Denizbank bundan sorumludur

Ben Denizbank'ın şubesine, Levent'in göbeğinde evraklarla para verdim. Ben tamamiyle Denizbank'a güvenerek bu paraları verdim... Denizbank bundan sorumludur. Denizbank, şube müdürüne sahip çıkmalıydı. Seçil Erzan'a değil. Hayatım boyunca onu tehdit etmedim, hakaret etmedim. Şartları zorlamasına rağmen, sözlerini tutmamasına rağmen hakaret etmedim. 7.5 milyon dolar kaybettim. Parayı verme konusunda beni ikna etti çünkü belge vardı. Ben bankaya gidip oturduğumda da bana ekranları gösteriyordu. Benim amacım, 'Denizbank paramı yönetsin' idi. Ben Hakan Ateş'e de Mehmet Aydoğdu'ya da ulaşabilirdim. Ama tüm işlemlerimi Seçil Erzan yapıyordu, sonuna kadar güveniyordum. Devlet içinde de bazı şeyler oluyor, siz de Cumhurbaşkanına ulaşabilirsiniz ama ulaşmıyorsunuz.

Saf olmasam bu parayı verir miyim?

Emre ağabey beni arayınca öyle bir şey olduğunu anladım. Ben bu konularda biraz saf bir insanım görüldüğü gibi. Zaten saf olmasam bu kadar parayı verir miydim. Beni her aradığında Kasım'dan Ocak ayına kadar kendisiyle sürekli görüştük. 'Fon ne alemde, fon nasıl gidiyor' gibi. Muslera'yı ben çok severim, onun da fonda olduğunu öğrendim. Sırası benden sonra olunca ben de 'Ona verelim, kalanı bana verelim' diyordum. Sonlara doğru Seçil Erzan sıkışmaya başladığında bazı isimler geçti ama ben edep olarak kimseyi arayıp 'şu kadar paran varmış' demedim" dedi.

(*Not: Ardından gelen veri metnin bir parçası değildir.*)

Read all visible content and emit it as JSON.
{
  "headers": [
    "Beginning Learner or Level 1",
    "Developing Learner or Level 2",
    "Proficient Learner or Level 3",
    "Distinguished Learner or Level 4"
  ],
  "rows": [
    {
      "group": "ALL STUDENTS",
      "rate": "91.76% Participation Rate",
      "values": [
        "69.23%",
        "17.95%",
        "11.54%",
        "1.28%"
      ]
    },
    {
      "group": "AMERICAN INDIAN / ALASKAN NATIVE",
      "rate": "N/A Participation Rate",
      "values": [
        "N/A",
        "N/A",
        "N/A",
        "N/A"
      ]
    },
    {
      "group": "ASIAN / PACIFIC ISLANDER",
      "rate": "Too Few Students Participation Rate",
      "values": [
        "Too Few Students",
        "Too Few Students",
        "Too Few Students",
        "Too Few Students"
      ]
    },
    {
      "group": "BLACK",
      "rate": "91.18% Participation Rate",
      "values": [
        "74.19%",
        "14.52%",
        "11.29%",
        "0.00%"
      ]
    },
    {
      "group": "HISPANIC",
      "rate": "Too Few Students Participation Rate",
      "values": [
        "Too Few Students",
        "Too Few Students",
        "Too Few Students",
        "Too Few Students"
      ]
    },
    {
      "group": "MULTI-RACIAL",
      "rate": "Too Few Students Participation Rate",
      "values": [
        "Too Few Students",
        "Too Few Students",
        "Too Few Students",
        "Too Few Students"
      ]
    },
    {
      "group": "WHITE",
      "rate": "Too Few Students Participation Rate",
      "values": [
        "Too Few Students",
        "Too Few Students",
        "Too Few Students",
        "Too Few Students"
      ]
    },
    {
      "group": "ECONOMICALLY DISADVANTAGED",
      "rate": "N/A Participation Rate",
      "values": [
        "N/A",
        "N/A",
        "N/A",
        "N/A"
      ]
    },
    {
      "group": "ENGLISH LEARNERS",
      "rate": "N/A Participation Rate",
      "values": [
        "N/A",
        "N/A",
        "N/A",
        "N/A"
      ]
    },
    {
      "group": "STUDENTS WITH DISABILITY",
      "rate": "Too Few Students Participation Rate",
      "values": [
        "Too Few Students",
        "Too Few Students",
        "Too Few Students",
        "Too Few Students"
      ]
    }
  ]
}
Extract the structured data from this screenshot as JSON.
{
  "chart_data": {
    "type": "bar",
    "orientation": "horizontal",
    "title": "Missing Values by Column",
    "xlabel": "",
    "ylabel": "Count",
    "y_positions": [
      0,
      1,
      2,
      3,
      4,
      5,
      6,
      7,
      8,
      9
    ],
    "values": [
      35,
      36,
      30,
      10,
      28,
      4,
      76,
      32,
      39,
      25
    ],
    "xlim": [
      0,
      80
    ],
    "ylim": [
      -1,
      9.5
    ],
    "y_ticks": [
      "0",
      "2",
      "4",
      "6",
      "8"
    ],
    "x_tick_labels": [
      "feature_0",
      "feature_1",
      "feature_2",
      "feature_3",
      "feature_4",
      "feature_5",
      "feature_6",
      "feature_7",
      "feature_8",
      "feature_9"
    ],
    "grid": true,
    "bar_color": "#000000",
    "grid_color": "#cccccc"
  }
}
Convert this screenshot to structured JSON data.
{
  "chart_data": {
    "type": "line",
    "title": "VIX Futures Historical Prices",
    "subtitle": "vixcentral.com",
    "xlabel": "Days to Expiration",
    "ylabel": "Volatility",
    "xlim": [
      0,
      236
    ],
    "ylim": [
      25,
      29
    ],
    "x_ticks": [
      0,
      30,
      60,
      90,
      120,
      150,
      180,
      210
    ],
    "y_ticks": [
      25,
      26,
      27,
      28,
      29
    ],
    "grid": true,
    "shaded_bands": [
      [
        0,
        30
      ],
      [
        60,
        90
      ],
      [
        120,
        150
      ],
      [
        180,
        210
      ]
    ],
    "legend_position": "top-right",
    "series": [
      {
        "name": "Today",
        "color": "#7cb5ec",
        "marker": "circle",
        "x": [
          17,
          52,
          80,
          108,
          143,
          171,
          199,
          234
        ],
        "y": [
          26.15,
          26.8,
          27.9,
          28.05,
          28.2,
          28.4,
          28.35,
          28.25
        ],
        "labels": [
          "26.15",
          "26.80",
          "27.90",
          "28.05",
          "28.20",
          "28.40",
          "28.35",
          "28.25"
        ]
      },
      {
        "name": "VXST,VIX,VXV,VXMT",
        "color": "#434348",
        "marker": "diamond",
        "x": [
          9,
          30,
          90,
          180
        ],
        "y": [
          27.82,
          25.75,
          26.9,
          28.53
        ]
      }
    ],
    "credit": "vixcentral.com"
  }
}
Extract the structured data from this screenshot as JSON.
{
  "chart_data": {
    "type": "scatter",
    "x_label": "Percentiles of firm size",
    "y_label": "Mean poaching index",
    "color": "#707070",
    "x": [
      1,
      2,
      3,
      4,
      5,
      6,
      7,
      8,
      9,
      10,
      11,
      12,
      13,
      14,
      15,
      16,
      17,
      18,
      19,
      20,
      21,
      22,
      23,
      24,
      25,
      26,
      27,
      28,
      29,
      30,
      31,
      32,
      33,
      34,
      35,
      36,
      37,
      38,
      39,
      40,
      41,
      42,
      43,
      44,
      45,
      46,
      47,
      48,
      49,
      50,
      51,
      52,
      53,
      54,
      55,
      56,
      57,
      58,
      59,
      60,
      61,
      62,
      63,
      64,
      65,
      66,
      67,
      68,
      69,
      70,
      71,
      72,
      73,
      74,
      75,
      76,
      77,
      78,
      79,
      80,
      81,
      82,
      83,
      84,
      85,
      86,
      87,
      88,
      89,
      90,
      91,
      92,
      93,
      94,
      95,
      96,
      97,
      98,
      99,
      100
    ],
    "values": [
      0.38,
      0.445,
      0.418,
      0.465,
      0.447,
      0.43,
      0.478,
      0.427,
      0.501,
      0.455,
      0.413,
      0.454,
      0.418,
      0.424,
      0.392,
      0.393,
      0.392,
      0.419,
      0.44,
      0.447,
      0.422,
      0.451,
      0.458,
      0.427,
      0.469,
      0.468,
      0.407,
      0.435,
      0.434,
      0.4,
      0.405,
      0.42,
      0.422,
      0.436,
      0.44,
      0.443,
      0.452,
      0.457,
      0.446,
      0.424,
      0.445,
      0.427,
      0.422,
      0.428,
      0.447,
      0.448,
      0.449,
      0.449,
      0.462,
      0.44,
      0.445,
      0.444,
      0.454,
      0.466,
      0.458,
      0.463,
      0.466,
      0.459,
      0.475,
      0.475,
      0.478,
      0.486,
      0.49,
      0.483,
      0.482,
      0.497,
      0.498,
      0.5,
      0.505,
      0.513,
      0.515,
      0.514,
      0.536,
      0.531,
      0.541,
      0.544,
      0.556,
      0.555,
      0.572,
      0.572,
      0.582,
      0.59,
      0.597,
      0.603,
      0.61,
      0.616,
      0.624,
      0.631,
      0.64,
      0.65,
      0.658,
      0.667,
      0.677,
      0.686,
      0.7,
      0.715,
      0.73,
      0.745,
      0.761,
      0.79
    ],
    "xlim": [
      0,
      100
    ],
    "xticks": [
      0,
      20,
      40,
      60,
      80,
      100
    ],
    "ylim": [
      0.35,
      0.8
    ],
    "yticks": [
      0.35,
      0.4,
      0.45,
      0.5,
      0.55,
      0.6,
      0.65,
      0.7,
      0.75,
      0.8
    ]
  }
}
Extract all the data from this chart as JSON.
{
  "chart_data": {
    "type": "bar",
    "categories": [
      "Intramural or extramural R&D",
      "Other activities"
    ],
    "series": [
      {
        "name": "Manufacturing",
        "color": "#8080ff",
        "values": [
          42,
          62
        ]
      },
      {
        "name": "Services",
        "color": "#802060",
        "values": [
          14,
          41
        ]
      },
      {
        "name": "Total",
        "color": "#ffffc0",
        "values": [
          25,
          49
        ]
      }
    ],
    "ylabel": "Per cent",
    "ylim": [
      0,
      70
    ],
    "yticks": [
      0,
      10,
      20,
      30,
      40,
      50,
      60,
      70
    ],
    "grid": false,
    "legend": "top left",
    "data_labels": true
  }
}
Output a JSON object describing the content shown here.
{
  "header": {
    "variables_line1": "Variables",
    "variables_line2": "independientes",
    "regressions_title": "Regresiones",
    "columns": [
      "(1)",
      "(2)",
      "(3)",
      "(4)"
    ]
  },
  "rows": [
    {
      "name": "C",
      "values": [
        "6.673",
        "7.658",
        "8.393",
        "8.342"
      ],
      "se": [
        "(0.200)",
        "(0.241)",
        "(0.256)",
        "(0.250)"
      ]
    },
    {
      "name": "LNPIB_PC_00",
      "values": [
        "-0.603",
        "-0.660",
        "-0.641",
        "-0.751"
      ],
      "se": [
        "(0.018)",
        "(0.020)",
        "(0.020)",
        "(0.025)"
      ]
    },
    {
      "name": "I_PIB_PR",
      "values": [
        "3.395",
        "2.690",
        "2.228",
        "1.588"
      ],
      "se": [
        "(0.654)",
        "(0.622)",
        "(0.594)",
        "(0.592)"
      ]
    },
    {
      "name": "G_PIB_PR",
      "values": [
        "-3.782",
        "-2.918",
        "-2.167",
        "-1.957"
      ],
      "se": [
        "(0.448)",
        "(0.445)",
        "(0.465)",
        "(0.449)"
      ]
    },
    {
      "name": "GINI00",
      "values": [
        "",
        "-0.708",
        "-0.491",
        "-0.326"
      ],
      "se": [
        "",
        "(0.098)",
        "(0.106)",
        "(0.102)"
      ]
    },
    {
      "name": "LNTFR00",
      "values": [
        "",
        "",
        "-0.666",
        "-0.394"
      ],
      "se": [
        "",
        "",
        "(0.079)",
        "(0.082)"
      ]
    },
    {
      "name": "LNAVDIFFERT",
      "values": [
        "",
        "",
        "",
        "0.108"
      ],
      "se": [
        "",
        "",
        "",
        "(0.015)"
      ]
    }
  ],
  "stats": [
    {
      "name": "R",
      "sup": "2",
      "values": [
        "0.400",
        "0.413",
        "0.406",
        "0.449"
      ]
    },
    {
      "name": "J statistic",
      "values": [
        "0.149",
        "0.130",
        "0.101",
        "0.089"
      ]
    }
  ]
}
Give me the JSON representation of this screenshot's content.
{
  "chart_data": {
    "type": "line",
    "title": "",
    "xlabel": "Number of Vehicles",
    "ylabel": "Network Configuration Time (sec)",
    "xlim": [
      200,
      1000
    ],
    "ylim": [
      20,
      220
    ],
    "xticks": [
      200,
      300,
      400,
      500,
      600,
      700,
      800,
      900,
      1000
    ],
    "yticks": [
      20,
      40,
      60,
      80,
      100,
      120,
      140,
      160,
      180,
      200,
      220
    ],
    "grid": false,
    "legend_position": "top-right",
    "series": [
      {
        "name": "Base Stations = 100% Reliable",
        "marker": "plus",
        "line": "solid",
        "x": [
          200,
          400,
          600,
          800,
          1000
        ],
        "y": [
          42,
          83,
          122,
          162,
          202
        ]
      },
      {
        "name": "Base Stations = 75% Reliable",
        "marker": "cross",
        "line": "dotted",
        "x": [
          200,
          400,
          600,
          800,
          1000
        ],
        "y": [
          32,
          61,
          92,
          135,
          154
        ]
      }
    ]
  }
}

Avukatın sorusuna cevap veren Arda Turan, "Ben, kimseye tavsiyede de bulunmadım fonla ilgili. 'Ben kazanıyorum sen de kazan' diye kimseye söylemedim" dedi.
Mahkeme başkanı, Arda Turan'a, Seçil Erzan'ın etkin pişmanlık hükümlerinden faydalanması hususunda bir diyeceği olup olmadığını sorması üzerine Turan, "Ben paramı alayım hiç yatmasın, beni ne ilgilenir" dedi. Arda Turan'ın bu cevabı üzerine salondakiler gülmeye başladı.

Ben, Seçil Erzan'ın şubesine ne zaman gitsem beni odasında ağırlardı. Denizbank konforlu bir yer. Paraları kardeşim de teslim etti. Ben ona 'şu parayı şuraya teslim et' derim, o da teslim eder. Ben bu parayı bankadan almayacaktım. 'Denizbank'ta kalsın, banka benim paramı yönetsin' diyordum. Her zaman sadece ihtiyacım kadar istedim. Bankacılık işlemlerimi kendisi bankadan yapardı. Benim gitmeme gerek kalmazdı. Denizbank'ın banka müdürüne bu kadar sahip çıkmamasını anlamıyorum" dedi. Avukatın, "Denizbank merkezine neden Fatih Terim ile gittiniz" sorusuna cevap veren Turan, "Fatih Hocanın da bizimle gelme sebebi büyüğümüz olması ve Hakan Ateş ile olan ilişkisi nedeniyleydi" dedi.